Por supuesto, eso no significa que nunca te equivocarás. Significa que, en el momento en el que lo haces, puedes rápidamente confesar ese pecado y recibir perdón por medio de la fe. Puedes ser rápido para dejar que la gracia haga su obra en ti y volver a ser amoroso con todo el mundo y no permitir que nada te moleste.
Si quieres ser intocable para el diablo, no puedes darte el lujo de estar peleando con nadie.
No puedes darte el lujo de enojarte cuando te estás alistando para ir a la iglesia. ¡Tan tonto como parece, algunos cristianos lo hacen!
Se levantan el domingo en la mañana, pasan tiempo orando en el espíritu y disfrutando de la presencia del SEÑOR y luego, porque no logran que su pelo luzca de la manera deseada, se enojan con su esposa.

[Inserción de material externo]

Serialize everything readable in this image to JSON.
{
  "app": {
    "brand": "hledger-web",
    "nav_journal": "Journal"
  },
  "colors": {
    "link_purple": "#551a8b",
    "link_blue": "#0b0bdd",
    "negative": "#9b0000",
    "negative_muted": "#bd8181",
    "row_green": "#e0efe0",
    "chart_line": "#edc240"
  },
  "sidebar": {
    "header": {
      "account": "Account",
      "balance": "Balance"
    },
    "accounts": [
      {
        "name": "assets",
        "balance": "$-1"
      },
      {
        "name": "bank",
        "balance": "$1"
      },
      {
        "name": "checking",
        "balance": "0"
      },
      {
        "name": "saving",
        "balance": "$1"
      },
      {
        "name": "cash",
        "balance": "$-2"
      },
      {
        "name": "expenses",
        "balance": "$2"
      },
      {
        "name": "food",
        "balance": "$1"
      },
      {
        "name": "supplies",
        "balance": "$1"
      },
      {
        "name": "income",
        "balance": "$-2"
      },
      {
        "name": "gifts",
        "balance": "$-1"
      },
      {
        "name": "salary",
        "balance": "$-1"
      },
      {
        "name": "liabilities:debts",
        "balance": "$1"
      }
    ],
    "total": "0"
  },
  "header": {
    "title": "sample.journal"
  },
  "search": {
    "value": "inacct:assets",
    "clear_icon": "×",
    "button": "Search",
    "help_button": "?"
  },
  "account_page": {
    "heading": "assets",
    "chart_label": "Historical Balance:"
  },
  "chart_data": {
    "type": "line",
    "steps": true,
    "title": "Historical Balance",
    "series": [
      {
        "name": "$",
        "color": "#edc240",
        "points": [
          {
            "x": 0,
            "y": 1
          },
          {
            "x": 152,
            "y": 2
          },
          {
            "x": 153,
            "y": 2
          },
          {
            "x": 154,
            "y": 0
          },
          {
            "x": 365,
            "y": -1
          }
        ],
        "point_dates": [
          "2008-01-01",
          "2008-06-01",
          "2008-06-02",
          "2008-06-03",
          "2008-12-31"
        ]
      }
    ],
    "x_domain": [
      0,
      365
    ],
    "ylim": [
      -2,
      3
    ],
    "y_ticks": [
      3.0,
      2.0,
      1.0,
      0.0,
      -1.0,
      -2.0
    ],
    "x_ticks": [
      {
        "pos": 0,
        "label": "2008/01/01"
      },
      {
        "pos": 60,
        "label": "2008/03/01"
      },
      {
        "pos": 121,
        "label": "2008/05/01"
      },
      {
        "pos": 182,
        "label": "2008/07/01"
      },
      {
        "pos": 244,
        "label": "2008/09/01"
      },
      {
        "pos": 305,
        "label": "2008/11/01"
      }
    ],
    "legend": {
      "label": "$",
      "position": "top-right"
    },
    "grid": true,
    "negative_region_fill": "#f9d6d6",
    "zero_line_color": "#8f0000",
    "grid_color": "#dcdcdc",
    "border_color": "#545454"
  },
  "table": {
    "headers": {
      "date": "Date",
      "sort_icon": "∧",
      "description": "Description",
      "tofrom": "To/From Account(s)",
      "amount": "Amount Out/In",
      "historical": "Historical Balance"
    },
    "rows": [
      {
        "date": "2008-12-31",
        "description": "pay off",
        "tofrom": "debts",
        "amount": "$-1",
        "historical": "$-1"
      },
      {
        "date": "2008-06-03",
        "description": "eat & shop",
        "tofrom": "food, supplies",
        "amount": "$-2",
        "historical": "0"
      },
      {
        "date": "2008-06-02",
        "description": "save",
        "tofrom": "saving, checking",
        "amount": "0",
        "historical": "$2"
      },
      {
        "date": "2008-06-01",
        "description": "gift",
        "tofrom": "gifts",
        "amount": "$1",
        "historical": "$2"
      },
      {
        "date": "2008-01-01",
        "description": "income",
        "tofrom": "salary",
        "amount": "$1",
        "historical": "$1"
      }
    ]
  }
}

Luego, ella les responde. Terminan desgarrándose el uno al otro y, después de haber orado hasta llegar a un lugar donde el SEÑOR podría haberse movido a través de ellos en el servicio de la iglesia, se deshicieron de la unción ¡todo a causa de un peinado!
Mi amigo, eso no vale la pena. Así es como Satanás se sale con la suya con asesinatos, así que no vayas por ese camino. Arrepiéntete al instante que te des cuenta de que estás yendo en esa dirección.

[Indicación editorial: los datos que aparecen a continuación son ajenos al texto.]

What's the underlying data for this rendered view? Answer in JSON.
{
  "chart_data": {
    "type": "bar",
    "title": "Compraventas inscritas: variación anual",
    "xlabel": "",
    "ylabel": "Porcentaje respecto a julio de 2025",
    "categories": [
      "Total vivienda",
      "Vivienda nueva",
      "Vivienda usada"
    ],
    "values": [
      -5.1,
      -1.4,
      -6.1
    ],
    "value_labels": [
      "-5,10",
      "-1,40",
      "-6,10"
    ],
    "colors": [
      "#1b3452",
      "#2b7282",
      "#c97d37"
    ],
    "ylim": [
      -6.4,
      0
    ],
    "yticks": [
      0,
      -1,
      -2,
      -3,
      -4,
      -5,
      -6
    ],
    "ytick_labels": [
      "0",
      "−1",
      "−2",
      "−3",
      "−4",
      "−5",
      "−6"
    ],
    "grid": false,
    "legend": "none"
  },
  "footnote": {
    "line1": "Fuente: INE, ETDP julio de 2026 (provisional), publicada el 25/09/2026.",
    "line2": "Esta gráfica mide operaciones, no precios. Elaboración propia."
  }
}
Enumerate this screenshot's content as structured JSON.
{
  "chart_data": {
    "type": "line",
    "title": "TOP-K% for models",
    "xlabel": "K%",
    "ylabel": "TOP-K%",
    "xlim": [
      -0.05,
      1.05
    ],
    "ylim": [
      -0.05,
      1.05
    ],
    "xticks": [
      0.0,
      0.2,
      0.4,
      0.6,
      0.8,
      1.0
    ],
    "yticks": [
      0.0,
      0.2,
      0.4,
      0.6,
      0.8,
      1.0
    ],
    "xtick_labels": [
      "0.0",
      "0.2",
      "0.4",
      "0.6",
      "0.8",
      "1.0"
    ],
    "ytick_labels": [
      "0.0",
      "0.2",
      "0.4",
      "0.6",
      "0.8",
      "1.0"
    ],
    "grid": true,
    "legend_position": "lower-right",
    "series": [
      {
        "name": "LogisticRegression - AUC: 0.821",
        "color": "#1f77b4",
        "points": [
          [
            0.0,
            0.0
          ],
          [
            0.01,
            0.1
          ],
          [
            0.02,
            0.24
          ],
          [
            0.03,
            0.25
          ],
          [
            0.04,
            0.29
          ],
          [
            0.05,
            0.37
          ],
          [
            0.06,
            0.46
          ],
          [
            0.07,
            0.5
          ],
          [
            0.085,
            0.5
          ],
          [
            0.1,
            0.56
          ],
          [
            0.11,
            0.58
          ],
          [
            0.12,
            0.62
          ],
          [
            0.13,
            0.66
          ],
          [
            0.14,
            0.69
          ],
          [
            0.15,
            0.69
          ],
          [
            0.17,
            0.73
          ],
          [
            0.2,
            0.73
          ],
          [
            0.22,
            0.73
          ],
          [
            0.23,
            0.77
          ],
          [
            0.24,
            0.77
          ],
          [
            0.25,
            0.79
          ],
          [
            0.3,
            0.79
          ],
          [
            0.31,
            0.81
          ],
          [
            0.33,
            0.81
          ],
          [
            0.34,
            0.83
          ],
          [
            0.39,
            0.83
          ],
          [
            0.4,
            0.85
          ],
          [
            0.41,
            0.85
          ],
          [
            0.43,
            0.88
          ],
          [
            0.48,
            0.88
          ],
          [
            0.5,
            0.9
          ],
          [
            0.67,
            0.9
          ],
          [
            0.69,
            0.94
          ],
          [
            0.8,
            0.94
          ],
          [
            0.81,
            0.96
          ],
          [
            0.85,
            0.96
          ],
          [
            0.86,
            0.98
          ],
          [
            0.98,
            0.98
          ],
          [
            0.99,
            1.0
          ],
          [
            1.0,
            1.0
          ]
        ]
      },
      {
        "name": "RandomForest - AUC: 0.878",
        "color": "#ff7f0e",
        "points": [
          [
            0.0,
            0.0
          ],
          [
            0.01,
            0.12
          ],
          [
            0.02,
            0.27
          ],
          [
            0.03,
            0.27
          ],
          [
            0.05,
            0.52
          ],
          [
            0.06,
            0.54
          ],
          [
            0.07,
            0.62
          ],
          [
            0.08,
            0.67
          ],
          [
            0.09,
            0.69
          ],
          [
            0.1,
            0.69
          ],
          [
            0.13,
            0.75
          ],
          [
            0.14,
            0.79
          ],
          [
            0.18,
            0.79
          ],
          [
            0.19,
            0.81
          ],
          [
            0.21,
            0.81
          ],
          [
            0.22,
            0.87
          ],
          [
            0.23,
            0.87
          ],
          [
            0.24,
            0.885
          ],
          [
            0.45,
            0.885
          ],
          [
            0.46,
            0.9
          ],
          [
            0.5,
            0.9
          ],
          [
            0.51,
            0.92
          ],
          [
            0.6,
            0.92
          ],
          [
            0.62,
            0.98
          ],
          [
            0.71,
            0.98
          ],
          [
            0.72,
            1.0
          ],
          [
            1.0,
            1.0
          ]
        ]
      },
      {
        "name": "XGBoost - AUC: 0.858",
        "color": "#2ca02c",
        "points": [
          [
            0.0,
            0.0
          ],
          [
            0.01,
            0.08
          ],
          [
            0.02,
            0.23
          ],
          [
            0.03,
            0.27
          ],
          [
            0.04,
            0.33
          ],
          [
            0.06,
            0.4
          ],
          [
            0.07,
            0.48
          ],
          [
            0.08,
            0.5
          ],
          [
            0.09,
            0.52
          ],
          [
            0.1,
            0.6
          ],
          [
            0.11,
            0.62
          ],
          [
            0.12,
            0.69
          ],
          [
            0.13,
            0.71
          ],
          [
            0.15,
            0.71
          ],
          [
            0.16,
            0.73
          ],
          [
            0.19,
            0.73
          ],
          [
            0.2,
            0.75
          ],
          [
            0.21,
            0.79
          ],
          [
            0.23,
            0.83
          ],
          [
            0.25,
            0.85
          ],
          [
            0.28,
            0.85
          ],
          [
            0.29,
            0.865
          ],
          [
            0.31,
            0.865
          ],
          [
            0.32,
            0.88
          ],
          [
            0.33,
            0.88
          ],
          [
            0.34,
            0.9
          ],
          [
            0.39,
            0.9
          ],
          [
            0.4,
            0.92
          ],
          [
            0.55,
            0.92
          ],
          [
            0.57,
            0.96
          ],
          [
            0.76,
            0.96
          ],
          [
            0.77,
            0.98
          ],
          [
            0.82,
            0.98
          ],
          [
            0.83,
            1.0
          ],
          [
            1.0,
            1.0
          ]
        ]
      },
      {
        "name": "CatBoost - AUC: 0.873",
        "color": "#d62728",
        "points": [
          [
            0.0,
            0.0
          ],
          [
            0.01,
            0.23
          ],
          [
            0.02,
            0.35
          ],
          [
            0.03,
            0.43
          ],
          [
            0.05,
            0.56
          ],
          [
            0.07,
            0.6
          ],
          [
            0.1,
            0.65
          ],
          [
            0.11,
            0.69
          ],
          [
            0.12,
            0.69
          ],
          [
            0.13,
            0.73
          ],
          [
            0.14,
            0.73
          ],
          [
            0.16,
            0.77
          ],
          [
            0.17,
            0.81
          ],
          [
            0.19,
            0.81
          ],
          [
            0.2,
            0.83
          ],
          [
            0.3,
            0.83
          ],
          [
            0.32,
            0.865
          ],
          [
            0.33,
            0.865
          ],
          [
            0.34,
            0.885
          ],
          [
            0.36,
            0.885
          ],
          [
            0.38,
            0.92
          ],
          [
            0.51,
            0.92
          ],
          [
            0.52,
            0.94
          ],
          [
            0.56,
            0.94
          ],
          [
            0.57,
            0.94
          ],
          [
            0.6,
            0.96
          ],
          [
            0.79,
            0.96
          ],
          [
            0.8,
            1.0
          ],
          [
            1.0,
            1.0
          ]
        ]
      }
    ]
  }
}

“Pero, hermano Copeland, me siento terrible. ¡Me he tenido que arrepentir por el mismo pecadito unas 15 veces!”
¿Qué importa? Sigue adelante y que sean 16 veces. Simplemente comienza en ese lugar. Deja de llorar por eso, y di: “Señor, pequé. Me juzgo por eso y estoy aquí delante de ti en el Nombre del SEÑOR Jesucristo para confesar el pecado, recibo tu perdón y soy limpio de toda maldad.”
Después de hacerlo, si la vieja carne todavía quiere sentirse mal, ordénale callarse. Ora en lenguas y alaba al Señor hasta que hayas sacado con oración todos esos sentimientos de tristeza y de ser un perdedor de tu vida. Cree en el amor de Dios y dile al diablo: “¡Sal de mi casa! Yo soy la justicia de Dios en Jesucristo. Él me ama; yo lo amo; y yo cumplo Sus mandamientos. ¡Yo camino en amor y el malvado no puede tocarme!”

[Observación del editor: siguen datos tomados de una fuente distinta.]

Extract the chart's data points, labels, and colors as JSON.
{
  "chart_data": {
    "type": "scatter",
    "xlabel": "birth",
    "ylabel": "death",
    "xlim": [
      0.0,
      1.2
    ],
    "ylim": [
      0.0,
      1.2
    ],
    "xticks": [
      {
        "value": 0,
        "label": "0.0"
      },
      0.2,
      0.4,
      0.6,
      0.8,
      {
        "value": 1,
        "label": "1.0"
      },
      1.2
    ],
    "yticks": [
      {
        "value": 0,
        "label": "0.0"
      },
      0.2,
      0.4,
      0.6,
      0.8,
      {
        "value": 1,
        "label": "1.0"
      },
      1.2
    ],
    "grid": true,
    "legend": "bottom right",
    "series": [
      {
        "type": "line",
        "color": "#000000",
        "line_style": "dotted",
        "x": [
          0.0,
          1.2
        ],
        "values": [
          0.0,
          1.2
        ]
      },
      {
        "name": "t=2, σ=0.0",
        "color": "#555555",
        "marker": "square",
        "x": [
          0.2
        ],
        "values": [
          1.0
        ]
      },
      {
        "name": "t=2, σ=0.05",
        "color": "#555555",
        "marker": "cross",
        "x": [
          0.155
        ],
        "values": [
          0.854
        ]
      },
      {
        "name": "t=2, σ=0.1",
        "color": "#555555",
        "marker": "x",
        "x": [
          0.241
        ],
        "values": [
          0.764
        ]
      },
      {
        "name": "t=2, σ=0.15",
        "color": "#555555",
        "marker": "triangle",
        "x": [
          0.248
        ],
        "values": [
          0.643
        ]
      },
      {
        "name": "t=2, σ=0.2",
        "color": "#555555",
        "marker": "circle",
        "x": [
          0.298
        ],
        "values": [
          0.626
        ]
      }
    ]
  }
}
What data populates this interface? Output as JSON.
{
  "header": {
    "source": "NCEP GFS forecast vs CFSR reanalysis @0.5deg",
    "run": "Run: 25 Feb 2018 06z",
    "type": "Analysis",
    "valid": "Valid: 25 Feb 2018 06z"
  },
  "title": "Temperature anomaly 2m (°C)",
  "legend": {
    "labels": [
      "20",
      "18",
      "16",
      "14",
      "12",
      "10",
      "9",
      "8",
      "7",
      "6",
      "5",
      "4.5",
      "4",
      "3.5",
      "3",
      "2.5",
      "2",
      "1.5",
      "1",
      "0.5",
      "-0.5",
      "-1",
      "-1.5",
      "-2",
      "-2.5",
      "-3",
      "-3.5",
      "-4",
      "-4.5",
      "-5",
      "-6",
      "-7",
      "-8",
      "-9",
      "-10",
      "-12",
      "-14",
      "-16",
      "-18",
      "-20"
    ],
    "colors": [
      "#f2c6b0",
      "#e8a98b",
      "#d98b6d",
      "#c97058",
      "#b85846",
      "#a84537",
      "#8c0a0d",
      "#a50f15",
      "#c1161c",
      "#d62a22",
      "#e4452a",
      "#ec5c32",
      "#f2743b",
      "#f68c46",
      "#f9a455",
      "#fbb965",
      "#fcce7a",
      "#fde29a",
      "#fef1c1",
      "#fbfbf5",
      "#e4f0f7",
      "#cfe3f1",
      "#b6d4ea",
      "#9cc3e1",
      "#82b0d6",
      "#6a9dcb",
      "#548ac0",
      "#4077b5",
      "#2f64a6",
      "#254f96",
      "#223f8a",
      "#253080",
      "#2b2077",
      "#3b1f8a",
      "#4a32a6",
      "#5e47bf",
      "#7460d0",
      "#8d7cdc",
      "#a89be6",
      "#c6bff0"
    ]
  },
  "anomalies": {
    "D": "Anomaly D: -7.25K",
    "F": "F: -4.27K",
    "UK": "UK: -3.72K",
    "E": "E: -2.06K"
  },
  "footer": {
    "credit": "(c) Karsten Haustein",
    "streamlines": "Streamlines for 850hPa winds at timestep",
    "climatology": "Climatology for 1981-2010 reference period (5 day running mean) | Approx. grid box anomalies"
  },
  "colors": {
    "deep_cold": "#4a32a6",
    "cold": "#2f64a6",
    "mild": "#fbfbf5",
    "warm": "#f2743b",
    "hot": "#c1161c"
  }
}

Es posible que, por un tiempo, puedas estar llamando cosas que no son como si lo fueran. Pero si sigues haciéndolo, tus emociones y tu carne se alinearán con tu fe. En poco tiempo verás y te darás cuenta de que no solo te deshaces de ese pecado, sino que el desastre que causó en tu vida ha sido totalmente aniquilado. La gracia de Dios ha hecho las cosas tan bien que, es “Como si el pecado jamás hubiera sucedido”.